Pore-scale simulations of drainage in granular materials: finite size effects and the representative elementary volume

TL;DR

This paper introduces a pore-scale model for two-phase flow in granular materials, highlighting size effects and the importance of large sample volumes for accurate saturation measurements, validated through experiments and simulations.

Contribution

The paper develops a pore network model based on Regular Triangulation for drainage in polydisperse spheres, emphasizing size effects and establishing minimal sample size requirements.

Findings

More than 20,000 spheres needed for accurate saturation measurement.

Small samples exhibit biased water content evolution.

Large samples (>64,000 spheres) reduce bias and improve statistical reliability.

Abstract

A pore-scale model is introduced for two-phase flow in dense packings of polydisperse spheres. The model is developed as a component of a more general hydromechanical coupling framework based on the discrete element method, which will be elaborated in future papers. Here the emphasis is on the generation of a network of pores mapping the void space between spherical grains, and the definition of local criteria governing the primary drainage process. The pore space is decomposed by Regular Triangulation, from which a set of pores connected by throats are identified.

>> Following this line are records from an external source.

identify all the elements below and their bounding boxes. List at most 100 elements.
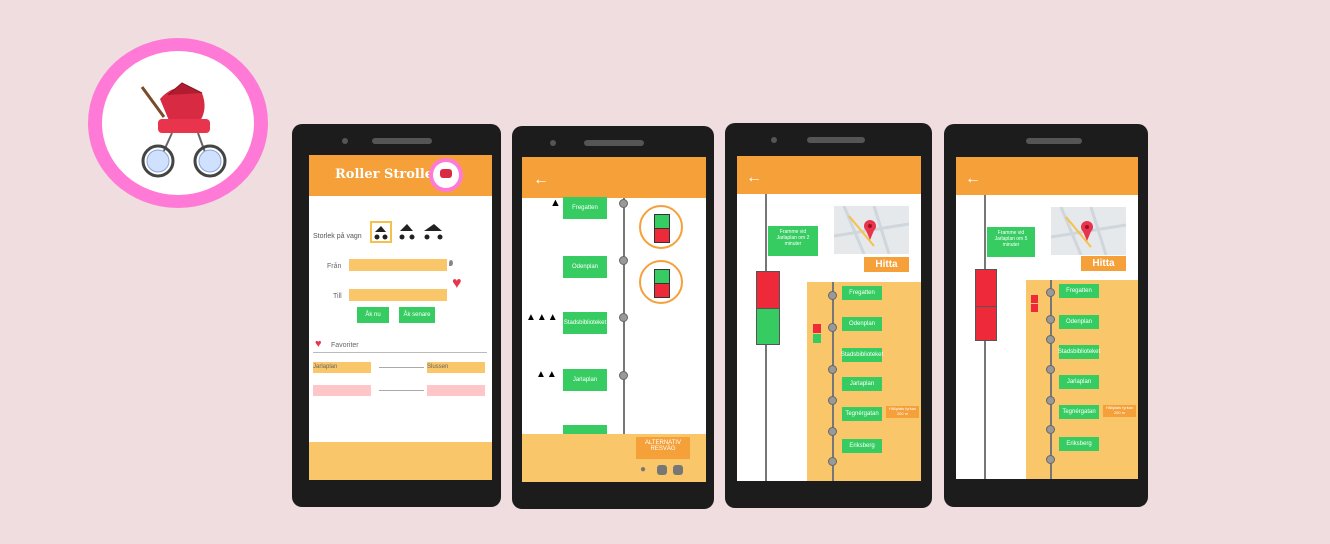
back-arrow-icon[interactable]: ← bbox=[533, 171, 549, 189]
header-logo-icon bbox=[429, 158, 463, 192]
train-car-red bbox=[756, 271, 780, 309]
stop-node bbox=[1046, 335, 1055, 344]
speaker bbox=[372, 138, 432, 144]
occupancy-indicator-2 bbox=[639, 260, 683, 304]
stroller-icon bbox=[399, 224, 415, 240]
stop-node bbox=[1046, 425, 1055, 434]
stop-node bbox=[619, 313, 628, 322]
stop-fregatten[interactable]: Fregatten bbox=[1059, 284, 1099, 298]
train-car-red bbox=[975, 269, 997, 307]
train-car-red bbox=[975, 306, 997, 341]
speaker bbox=[1026, 138, 1082, 144]
size-option-small[interactable] bbox=[370, 221, 392, 243]
phone-route: ← Fregatten Odenplan Stadsbiblioteket Ja… bbox=[512, 126, 714, 509]
stroller-icon: ▲▲▲ bbox=[526, 312, 559, 323]
stop-tegnergatan[interactable]: Tegnérgatan bbox=[842, 407, 882, 421]
size-option-medium[interactable] bbox=[397, 221, 419, 243]
stop-odenplan[interactable]: Odenplan bbox=[842, 317, 882, 331]
stop-node bbox=[619, 199, 628, 208]
stop-fregatten[interactable]: Fregatten bbox=[842, 286, 882, 300]
stroller-icon: ▲ bbox=[550, 197, 561, 209]
stop-node bbox=[828, 427, 837, 436]
occupancy-indicator-1 bbox=[639, 205, 683, 249]
speaker bbox=[807, 137, 865, 143]
stroller-icon: ▲▲ bbox=[536, 369, 558, 380]
favorite-empty-from[interactable] bbox=[313, 385, 371, 396]
app-header: Roller Stroller bbox=[309, 155, 492, 196]
stop-warning: Hållplats fyrkan 200 m bbox=[1103, 405, 1136, 417]
mini-train-icon bbox=[1031, 295, 1038, 303]
route-screen: ← Fregatten Odenplan Stadsbiblioteket Ja… bbox=[522, 157, 706, 482]
alternative-route-button[interactable]: ALTERNATIV RESVÄG bbox=[636, 437, 690, 459]
home-screen: Roller Stroller Storlek på vagn Från ♥ T… bbox=[309, 155, 492, 480]
favorite-empty-to[interactable] bbox=[427, 385, 485, 396]
stop-stadsbiblioteket[interactable]: Stadsbiblioteket bbox=[563, 312, 607, 334]
stop-fregatten[interactable]: Fregatten bbox=[563, 197, 607, 219]
stop-node bbox=[619, 256, 628, 265]
stop-odenplan[interactable]: Odenplan bbox=[1059, 315, 1099, 329]
stroller-logo bbox=[102, 51, 254, 195]
arrival-bubble: Framme vid Jarlaplan om 5 minuter bbox=[987, 227, 1035, 257]
phone-home: Roller Stroller Storlek på vagn Från ♥ T… bbox=[292, 124, 501, 507]
footer-bar bbox=[309, 442, 492, 480]
stroller-icon bbox=[424, 224, 443, 240]
stop-node bbox=[1046, 288, 1055, 297]
to-label: Till bbox=[333, 293, 342, 300]
favorite-to[interactable]: Slussen bbox=[427, 362, 485, 373]
stop-eriksberg[interactable]: Eriksberg bbox=[1059, 437, 1099, 451]
tracking-header: ← bbox=[737, 156, 921, 194]
stop-node bbox=[1046, 455, 1055, 464]
tracking-screen-2: ← Framme vid Jarlaplan om 5 minuter Hitt… bbox=[956, 157, 1138, 479]
from-input[interactable] bbox=[349, 259, 447, 271]
back-arrow-icon[interactable]: ← bbox=[965, 170, 981, 188]
map-thumbnail[interactable] bbox=[1050, 206, 1127, 256]
phone-tracking-2: ← Framme vid Jarlaplan om 5 minuter Hitt… bbox=[944, 124, 1148, 507]
camera bbox=[342, 138, 348, 144]
go-now-button[interactable]: Åk nu bbox=[357, 307, 389, 323]
map-marker-icon bbox=[833, 205, 910, 255]
stop-warning: Hållplats fyrkan 200 m bbox=[886, 406, 919, 418]
app-logo bbox=[88, 38, 268, 208]
app-title: Roller Stroller bbox=[335, 167, 440, 182]
mini-train-icon bbox=[813, 324, 821, 333]
arrow-icon bbox=[379, 390, 424, 391]
stop-node bbox=[828, 323, 837, 332]
mini-train-icon bbox=[1031, 304, 1038, 312]
favorite-from[interactable]: Jarlaplan bbox=[313, 362, 371, 373]
map-thumbnail[interactable] bbox=[833, 205, 910, 255]
stop-jarlaplan[interactable]: Jarlaplan bbox=[842, 377, 882, 391]
stop-node bbox=[828, 457, 837, 466]
stop-stadsbiblioteket[interactable]: Stadsbiblioteket bbox=[1058, 345, 1100, 359]
size-option-large[interactable] bbox=[422, 221, 446, 243]
stop-eriksberg[interactable]: Eriksberg bbox=[842, 439, 882, 453]
train-icon[interactable] bbox=[657, 465, 667, 475]
stop-odenplan[interactable]: Odenplan bbox=[563, 256, 607, 278]
bus-icon[interactable] bbox=[673, 465, 683, 475]
phone-tracking-1: ← Framme vid Jarlaplan om 2 minuter Hitt… bbox=[725, 123, 932, 508]
route-header: ← bbox=[522, 157, 706, 198]
back-arrow-icon[interactable]: ← bbox=[746, 169, 762, 187]
arrival-bubble: Framme vid Jarlaplan om 2 minuter bbox=[768, 226, 818, 256]
train-car-green bbox=[756, 308, 780, 345]
tracking-screen-1: ← Framme vid Jarlaplan om 2 minuter Hitt… bbox=[737, 156, 921, 481]
go-later-button[interactable]: Åk senare bbox=[399, 307, 435, 323]
stop-jarlaplan[interactable]: Jarlaplan bbox=[563, 369, 607, 391]
stroller-icon bbox=[374, 226, 388, 240]
stop-node bbox=[828, 396, 837, 405]
find-button[interactable]: Hitta bbox=[864, 257, 909, 272]
stop-node bbox=[1046, 315, 1055, 324]
mini-train-icon bbox=[813, 334, 821, 343]
arrow-icon bbox=[379, 367, 424, 368]
stop-tegnergatan[interactable]: Tegnérgatan bbox=[1059, 405, 1099, 419]
favorites-label: Favoriter bbox=[331, 342, 359, 349]
stop-node bbox=[619, 371, 628, 380]
heart-icon[interactable]: ♥ bbox=[452, 275, 462, 293]
walk-icon[interactable]: ● bbox=[640, 464, 646, 475]
find-button[interactable]: Hitta bbox=[1081, 256, 1126, 271]
stop-jarlaplan[interactable]: Jarlaplan bbox=[1059, 375, 1099, 389]
to-input[interactable] bbox=[349, 289, 447, 301]
route-line bbox=[1050, 280, 1052, 479]
stop-stadsbiblioteket[interactable]: Stadsbiblioteket bbox=[841, 348, 883, 362]
stop-node bbox=[828, 365, 837, 374]
size-label: Storlek på vagn bbox=[313, 233, 362, 240]
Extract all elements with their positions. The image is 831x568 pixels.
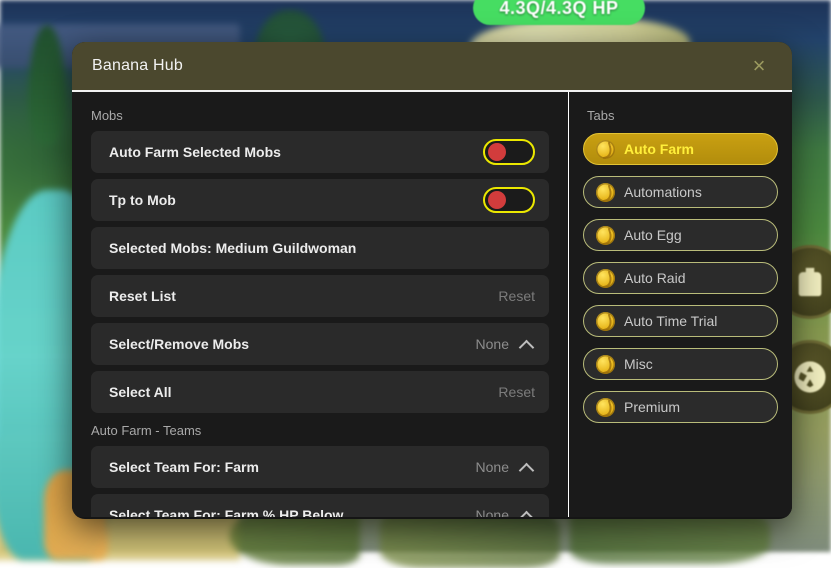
tab-auto-farm[interactable]: Auto Farm bbox=[583, 133, 778, 165]
tab-label: Premium bbox=[624, 399, 680, 415]
window-title: Banana Hub bbox=[92, 57, 746, 75]
row-auto-farm-selected-mobs[interactable]: Auto Farm Selected Mobs bbox=[91, 131, 549, 173]
row-label: Tp to Mob bbox=[109, 192, 483, 208]
section-label-auto-farm-teams: Auto Farm - Teams bbox=[72, 419, 568, 446]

A local entry capillary pressure is evaluated for each throat, based on the balance of capillary pressure and surface tension at equilibrium. The model reflects the possible entrapment of disconnected patches of the receding wetting phase. It is validated by a comparison with drainage experiments. A series of simulations are reported to illustrate size and boundary effects, key questions when studying small samples made of spherical particles be it in simulations or experiments. Repeated tests on samples of different sizes give evolution of water content which are not only scattered but also strongly biased for small sample sizes. More than 20,000 spheres are needed to reduce the bias on saturation below 0.02. Additional statistics are generated by subsampling a large sample of 64,000 spheres. They suggest that the minimal sampling volume for evaluating saturation is one hundred times greater that the sampling volume needed for measuring porosity with the same accuracy. This requirement in terms of sample size induces a need for efficient computer codes. The method described herein has a low algorithmic complexity in order to satisfy this requirement. It will be well suited to further developments toward coupled flow-deformation problems in which evolution of the microstructure require frequent updates of the pore network.